When children are too hungry to concentrate on their school work, the chances of them getting anything out of their education are slim.
Hundreds of thousands of children in SA receive little food at home and rely on a state-funded lunch at school for their main nourishment of the day. An appalling 21% of all children up to nine years old are stunted by malnutrition.
The Tiger Brands Foundation director Eugene Absolom is a first-hand witness to the hunger that is rife in poor communities. Through its countrywide nutrition programme, it serves breakfast to 63,500 pupils every day and closely monitors the effect, providing evidence that the scheme boosts children’s health and their capacity to concentrate. Good nutrition is essential for cognitive functioning.
The Foundation has conducted three surveys to assess the effect of its programme in Gauteng, the Eastern Cape and Free State, working with the universities of Johannesburg and Free State.
They show conclusively that the nutritional status of the children has improved, pupil performance has improved, school attendance has improved and obesity has been reduced.

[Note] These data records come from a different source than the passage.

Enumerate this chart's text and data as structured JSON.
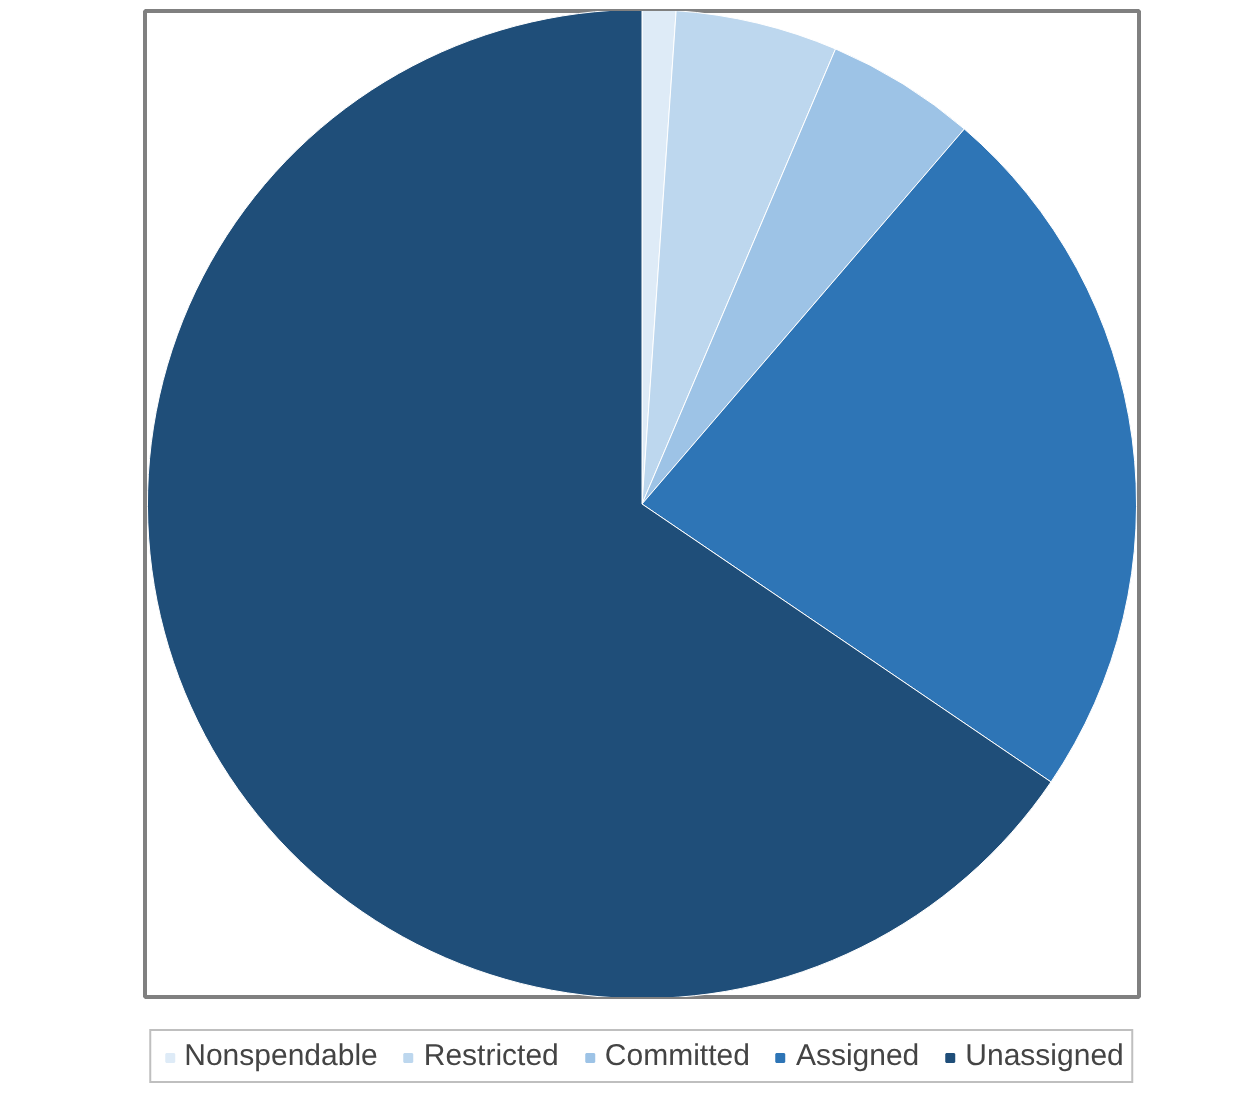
{
  "chart_data": {
    "type": "pie",
    "categories": [
      "Nonspendable",
      "Restricted",
      "Committed",
      "Assigned",
      "Unassigned"
    ],
    "values": [
      1.1,
      5.3,
      4.9,
      23.2,
      65.5
    ],
    "colors": [
      "#deebf7",
      "#bdd7ee",
      "#9dc3e6",
      "#2e75b6",
      "#1f4e79"
    ],
    "legend": "bottom"
  }
}
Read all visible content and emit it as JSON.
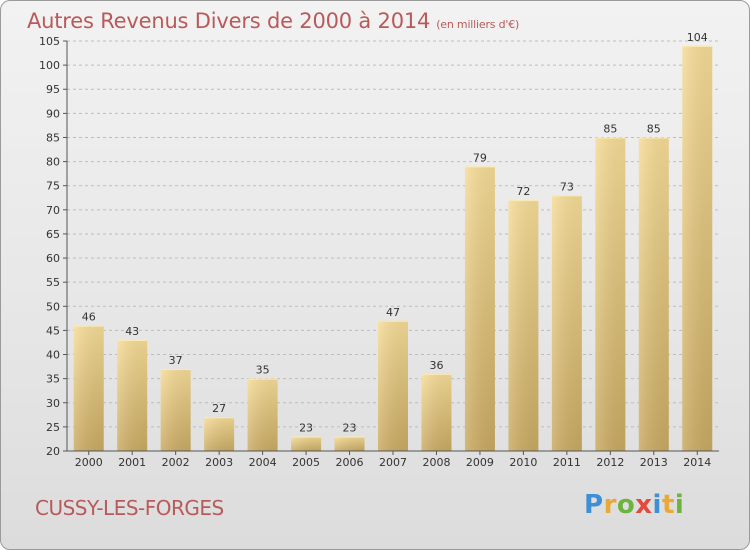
{
  "header": {
    "title": "Autres Revenus Divers de 2000 à 2014",
    "unit": "(en milliers d'€)"
  },
  "footer": {
    "commune": "CUSSY-LES-FORGES",
    "logo_text": "Proxiti"
  },
  "colors": {
    "title": "#b85a5a",
    "bar_top": "#f6dc97",
    "bar_bottom": "#c9aa62",
    "grid": "#bdbdbd"
  },
  "chart_data": {
    "type": "bar",
    "title": "Autres Revenus Divers de 2000 à 2014",
    "subtitle": "(en milliers d'€)",
    "xlabel": "",
    "ylabel": "",
    "categories": [
      "2000",
      "2001",
      "2002",
      "2003",
      "2004",
      "2005",
      "2006",
      "2007",
      "2008",
      "2009",
      "2010",
      "2011",
      "2012",
      "2013",
      "2014"
    ],
    "values": [
      46,
      43,
      37,
      27,
      35,
      23,
      23,
      47,
      36,
      79,
      72,
      73,
      85,
      85,
      104
    ],
    "ylim": [
      20,
      105
    ],
    "yticks": [
      20,
      25,
      30,
      35,
      40,
      45,
      50,
      55,
      60,
      65,
      70,
      75,
      80,
      85,
      90,
      95,
      100,
      105
    ],
    "grid": true,
    "data_labels": true
  }
}
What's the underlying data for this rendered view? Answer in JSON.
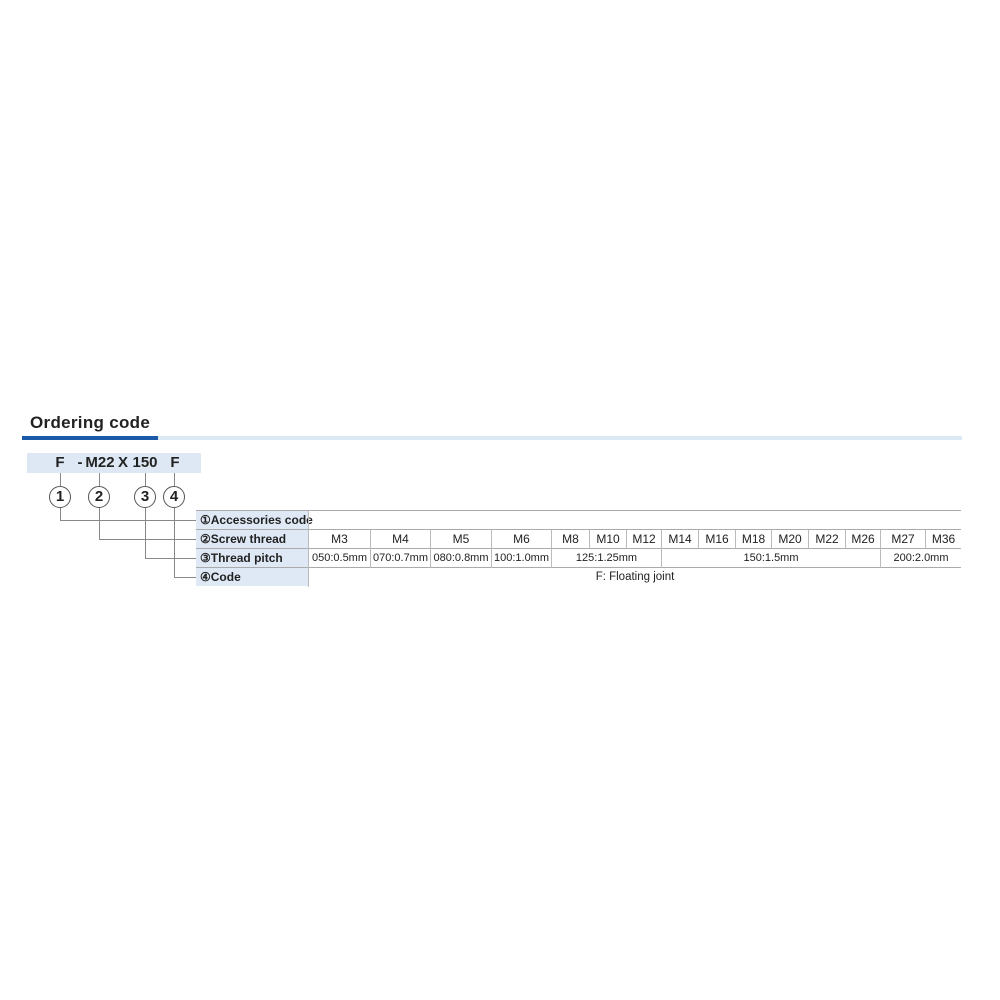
{
  "section_title": "Ordering code",
  "code": {
    "parts": [
      "F",
      "-",
      "M22",
      "X",
      "150",
      "F"
    ]
  },
  "circles": [
    "1",
    "2",
    "3",
    "4"
  ],
  "table": {
    "labels": [
      "①Accessories code",
      "②Screw thread",
      "③Thread pitch",
      "④Code"
    ],
    "accessories_code": "",
    "screw_threads": [
      "M3",
      "M4",
      "M5",
      "M6",
      "M8",
      "M10",
      "M12",
      "M14",
      "M16",
      "M18",
      "M20",
      "M22",
      "M26",
      "M27",
      "M36"
    ],
    "thread_pitches": [
      "050:0.5mm",
      "070:0.7mm",
      "080:0.8mm",
      "100:1.0mm",
      "125:1.25mm",
      "150:1.5mm",
      "200:2.0mm"
    ],
    "code_value": "F: Floating joint"
  },
  "colors": {
    "accent": "#1b5aa6",
    "light": "#dde8f5"
  }
}
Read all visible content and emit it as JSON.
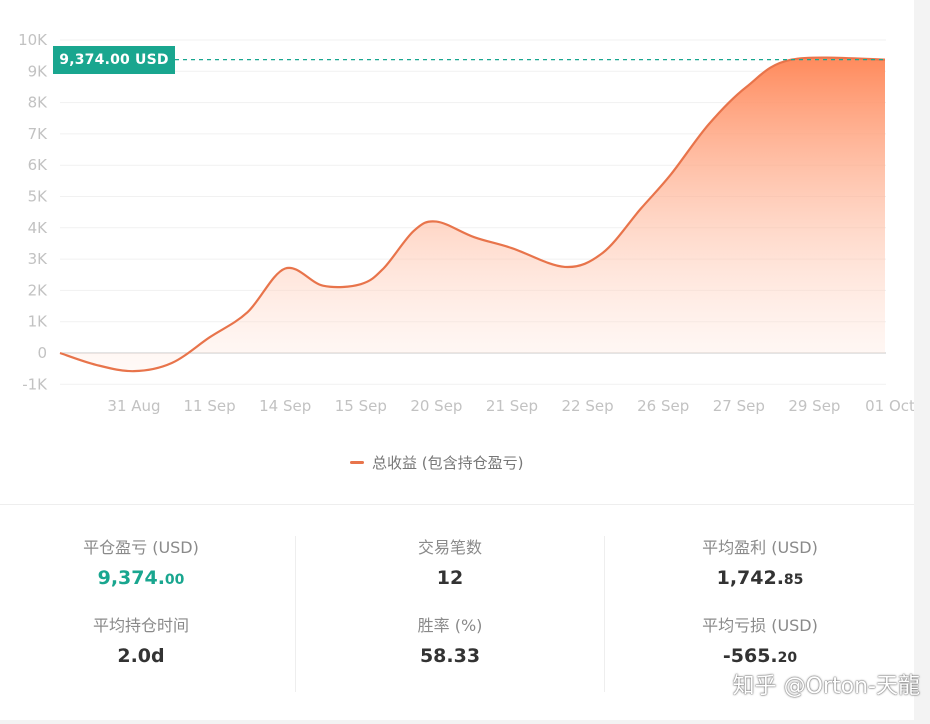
{
  "chart_data": {
    "type": "area",
    "title": "",
    "xlabel": "",
    "ylabel": "",
    "categories": [
      "31 Aug",
      "11 Sep",
      "14 Sep",
      "15 Sep",
      "20 Sep",
      "21 Sep",
      "22 Sep",
      "26 Sep",
      "27 Sep",
      "29 Sep",
      "01 Oct"
    ],
    "y_ticks": [
      "-1K",
      "0",
      "1K",
      "2K",
      "3K",
      "4K",
      "5K",
      "6K",
      "7K",
      "8K",
      "9K",
      "10K"
    ],
    "ylim": [
      -1000,
      10000
    ],
    "grid": true,
    "legend": "bottom-center",
    "series": [
      {
        "name": "总收益 (包含持仓盈亏)",
        "color": "#e8744b",
        "points": [
          [
            -1,
            0
          ],
          [
            -0.5,
            -380
          ],
          [
            0,
            -580
          ],
          [
            0.5,
            -320
          ],
          [
            1,
            500
          ],
          [
            1.5,
            1300
          ],
          [
            2,
            2700
          ],
          [
            2.5,
            2150
          ],
          [
            3,
            2200
          ],
          [
            3.3,
            2700
          ],
          [
            3.7,
            3900
          ],
          [
            4,
            4200
          ],
          [
            4.5,
            3700
          ],
          [
            5,
            3350
          ],
          [
            5.7,
            2750
          ],
          [
            6.2,
            3200
          ],
          [
            6.7,
            4600
          ],
          [
            7.1,
            5700
          ],
          [
            7.6,
            7300
          ],
          [
            8.1,
            8500
          ],
          [
            8.7,
            9374
          ],
          [
            10,
            9374
          ]
        ]
      }
    ],
    "annotations": [
      {
        "label": "9,374.00 USD",
        "value": 9374,
        "color": "#19a68f"
      }
    ]
  },
  "legend_label": "总收益 (包含持仓盈亏)",
  "marker_label": "9,374.00 USD",
  "stats": {
    "closed_pnl": {
      "label": "平仓盈亏 (USD)",
      "int": "9,374.",
      "dec": "00"
    },
    "trade_count": {
      "label": "交易笔数",
      "value": "12"
    },
    "avg_profit": {
      "label": "平均盈利 (USD)",
      "int": "1,742.",
      "dec": "85"
    },
    "avg_hold": {
      "label": "平均持仓时间",
      "value": "2.0d"
    },
    "win_rate": {
      "label": "胜率 (%)",
      "value": "58.33"
    },
    "avg_loss": {
      "label": "平均亏损 (USD)",
      "int": "-565.",
      "dec": "20"
    }
  },
  "watermark": "知乎 @Orton-天龍"
}
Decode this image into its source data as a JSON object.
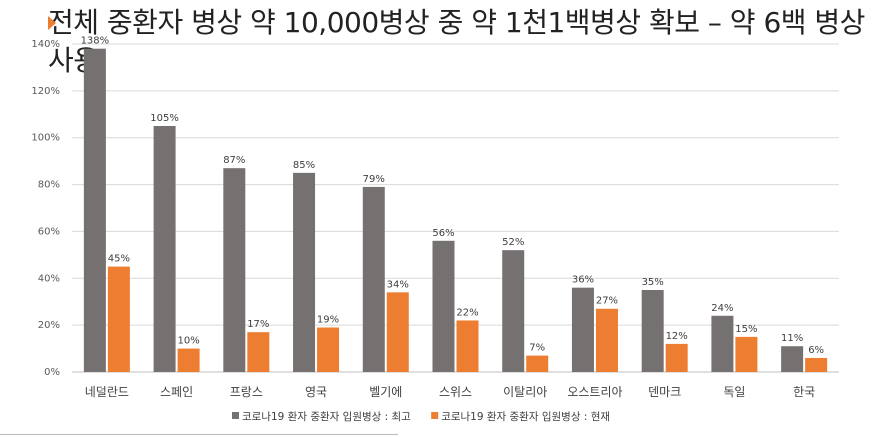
{
  "title": "전체 중환자 병상 약 10,000병상 중 약 1천1백병상 확보 – 약 6백 병상 사용",
  "colors": {
    "accent": "#ed7d31",
    "series_peak": "#767171",
    "series_current": "#ed7d31",
    "grid": "#d9d9d9"
  },
  "chart_data": {
    "type": "bar",
    "categories": [
      "네덜란드",
      "스페인",
      "프랑스",
      "영국",
      "벨기에",
      "스위스",
      "이탈리아",
      "오스트리아",
      "덴마크",
      "독일",
      "한국"
    ],
    "series": [
      {
        "name": "코로나19 환자 중환자 입원병상 : 최고",
        "values": [
          138,
          105,
          87,
          85,
          79,
          56,
          52,
          36,
          35,
          24,
          11
        ],
        "labels": [
          "138%",
          "105%",
          "87%",
          "85%",
          "79%",
          "56%",
          "52%",
          "36%",
          "35%",
          "24%",
          "11%"
        ]
      },
      {
        "name": "코로나19 환자 중환자 입원병상 : 현재",
        "values": [
          45,
          10,
          17,
          19,
          34,
          22,
          7,
          27,
          12,
          15,
          6
        ],
        "labels": [
          "45%",
          "10%",
          "17%",
          "19%",
          "34%",
          "22%",
          "7%",
          "27%",
          "12%",
          "15%",
          "6%"
        ]
      }
    ],
    "y_ticks": [
      "0%",
      "20%",
      "40%",
      "60%",
      "80%",
      "100%",
      "120%",
      "140%"
    ],
    "y_tick_values": [
      0,
      20,
      40,
      60,
      80,
      100,
      120,
      140
    ],
    "ylim": [
      0,
      140
    ],
    "grid": true,
    "legend": "bottom"
  }
}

"There’s been a tangible improvement in the nutritional indicators of the learners, like body mass index," says Absolom.
"There’s also anecdotal evidence of learner concentration being improved, so the studies indicate that where we are feeding breakfasts, the learners are performing better.
"Learners who receive a breakfast had at least 10% higher educational results, so that’s very important."
The service covers 89 non-fee-paying schools in all nine provinces. In June the Foundation will serve its 50-millionth breakfast. Those are impressive figures — until you consider what they’re up against.
"The reality is that there are 8.8-million kids receiving a free school lunch, so although we are doing great work we are barely scratching the surface," Absolom says.
"We go to the poorest of the poor in pockets of deprivation where the lunch meal doesn’t suffice in meeting the nutritional needs of these learners. Breakfast is important because some of these children haven’t had supper, so there’s a 17-hour gap without a meal."
The Foundation is funded by food manufacturer Tiger Brands, which donates 5% of its dividends to the work. Last year it spent R32m and in the five years since being established, it has spent R117m.
Each breakfast costs R2.22 a child and the meals rotate between Jungle Oats, Morvite, Mabele and Ace instant porridge to provide variety.
Every child in the selected school gets a breakfast, as well as every member of staff. "That takes away the discrimination, because we’re not singling out the poor ones," says Absolom.
Breakfast is served with each child sitting at a table and using a different cup, saucer and spoon every day. Little touches like that help to bring some dignity to the children, says Absolom.
"They sit with an educator supervising so it resembles a normal family meal. It’s not a breakfast programme with learners standing in a queue waiting to receive their ration."
The scheme goes far beyond dropping off food by the sackful and letting the school get on with it. At about 30 schools, the Foundation built a kitchen or repaired dilapidated facilities so there was somewhere to prepare the breakfasts.
It also pays a stipend to more than 300 food handlers who cook and serve the breakfasts. The handlers are already employed by the Department of Basic Education to serve school lunches, so this has extended their working hours and their income.
During school holidays, the Foundation delivers food hampers that are designed to feed whole families for two weeks.
"Many learners come back from the long holidays with malnourishment because of food insecurity in their community, so we provide food hampers that will stretch for two or three weeks to cover the most basic nutritional needs for a family of four to six people," Absolom says.
Education is another major component, targeting the food handlers, school principals, teachers and parents.
The scheme has no control over what the children eat after school each day, but it is trying to use its influence by holding education sessions for parents and teachers to highlight the importance of a healthy, balanced diet.
Food handlers are taught about safety in the kitchen and how to prepare food carefully so the nutritional value is maintained.
The principals are not just trained to manage the feeding programme, but are coached in how to manage all situations.
"We don’t come as Tiger Brands doing good work and swinging our hips around," says Absolom. "We try to coexist with the community — it’s about doing it with them and understanding their needs, so how the community sees us is a very important success factor. They see us as a partner, not a donor."
Because the Foundation’s resources are finite and the problem seems infinite, it wants to encourage other companies to replicate its model to reach thousands more schools.
The Foundation is willing to run the scheme on behalf of another company that covers the costs, or to share its knowledge and methodology to help another company replicate the work.
"Our programme isn’t looking for short-term intervention. We are saying: how do we transform this country?" says Absolom.
"If we really want to change the economics of these communities, it’s not an overnight thing. It’s not going to start with providing maths and science in matric, we have to intervene at a very early stage."
Providing the children with good nutrition and information about healthy eating gives them an improved chance of coming through the school system successfully and having a better opportunity in life.
"That’s perhaps Utopian, but it’s what’s needed in the South African context," says Absolom.